Baylor’s Brackney said, “There certainly doesn’t appear to be any scarring for the schools, all of them seem to have prospered. They’ve redefined themselves and gone on, and the Baptist movement has written them off.” [...]
For those schools that cut ties altogether, said Stetson’s Reddish, “Obviously, you lose some financial support, and you feel it, but you can also recoup it through increased alumni giving.”
Stetson lost about $1 million a year, he said, revenue that was gradually replaced.
“There may have been a slight downturn in enrollment,” he said, “but not much.”

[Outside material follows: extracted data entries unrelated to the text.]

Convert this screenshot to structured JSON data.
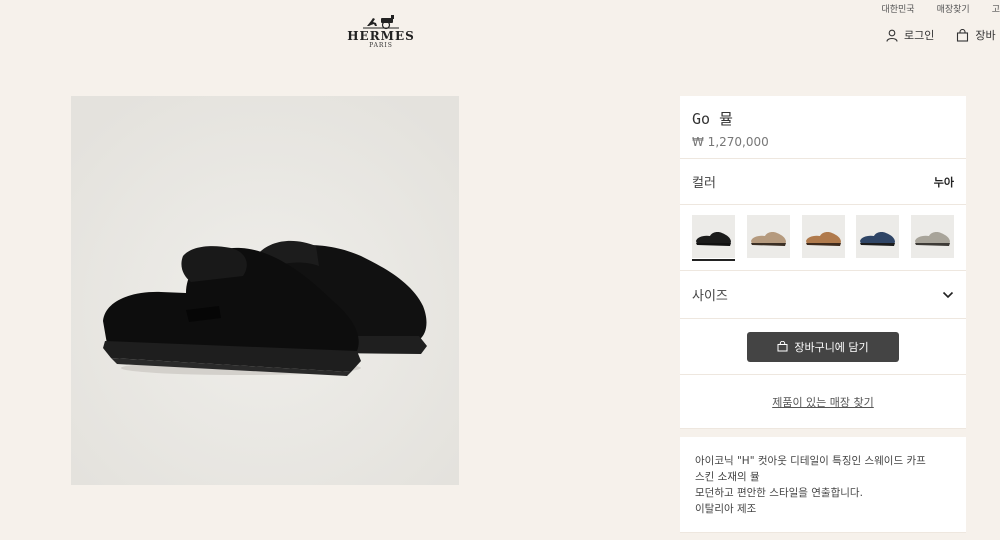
{
  "header": {
    "top_links": [
      "대한민국",
      "매장찾기",
      "고"
    ],
    "logo": {
      "brand": "HERMES",
      "city": "PARIS"
    },
    "login_label": "로그인",
    "cart_label": "장바"
  },
  "product": {
    "title": "Go 뮬",
    "price": "₩ 1,270,000",
    "color_label": "컬러",
    "color_value": "누아",
    "swatches": [
      {
        "name": "black",
        "color": "#1b1b1b",
        "sole": "#111111"
      },
      {
        "name": "beige",
        "color": "#b59a7e",
        "sole": "#3a2e24"
      },
      {
        "name": "tan",
        "color": "#b07a4c",
        "sole": "#3e2a1c"
      },
      {
        "name": "navy",
        "color": "#2f4566",
        "sole": "#1c1c1c"
      },
      {
        "name": "grey",
        "color": "#a8a49a",
        "sole": "#3d3a36"
      }
    ],
    "selected_swatch": 0,
    "size_label": "사이즈",
    "add_to_cart_label": "장바구니에 담기",
    "store_link_label": "제품이 있는 매장 찾기",
    "description": [
      "아이코닉 \"H\" 컷아웃 디테일이 특징인 스웨이드 카프",
      "스킨 소재의 뮬",
      "모던하고 편안한 스타일을 연출합니다.",
      "이탈리아 제조"
    ]
  },
  "colors": {
    "background": "#f6f1eb",
    "panel": "#ffffff",
    "button": "#444444",
    "image_bg": "#ebe9e4"
  }
}
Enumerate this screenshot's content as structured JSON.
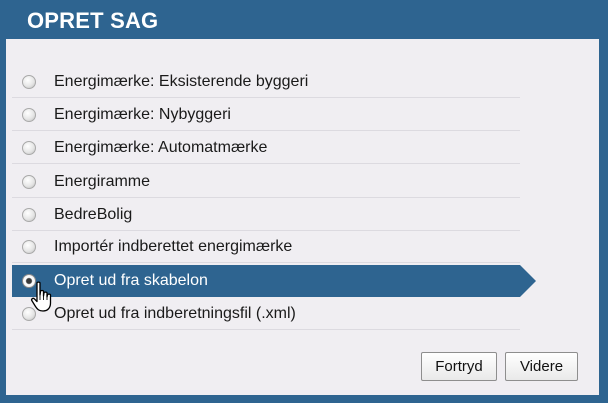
{
  "dialog": {
    "title": "OPRET SAG",
    "options": [
      {
        "label": "Energimærke: Eksisterende byggeri",
        "selected": false
      },
      {
        "label": "Energimærke: Nybyggeri",
        "selected": false
      },
      {
        "label": "Energimærke: Automatmærke",
        "selected": false
      },
      {
        "label": "Energiramme",
        "selected": false
      },
      {
        "label": "BedreBolig",
        "selected": false
      },
      {
        "label": "Importér indberettet energimærke",
        "selected": false
      },
      {
        "label": "Opret ud fra skabelon",
        "selected": true
      },
      {
        "label": "Opret ud fra indberetningsfil (.xml)",
        "selected": false
      }
    ],
    "buttons": {
      "cancel": "Fortryd",
      "next": "Videre"
    },
    "colors": {
      "header": "#2e6490",
      "panel": "#f0eef2",
      "selected_row": "#2e6490"
    },
    "cursor_icon": "hand-pointer-icon"
  }
}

More significant, some say, is the change in a school’s self-image. [...]
“History suggests that those colleges that have loosened their ties have a more difficult time maintaining their Christian identity,” said Duke’s Freeman. “They tend to grow more and more secularized. Some say that’s a good thing; some say it’s a bad thing.”
As an advocate of gay inclusion in religious life - even as I don’t identify as a capital “C” Christian - I see this as a bad thing. I’d like to see Baptist moderation and these schools are a moderating influence.
Evidently, the Baptist Conventions see that too. So they’re severing ties, and with that, losing the disproportionate influence their 1% contribution buys them.
RELATED: It may get worse before it gets better:
In December, Mercer trustees are expected to name Bill Underwood, the current interim president at Baylor University, as the school’s new president.
The 2006 edition of the Princeton Review’s “The Best 361 Colleges” ranked Baylor third among 20 schools listed as “Colleges with a Low Acceptance of Gays.”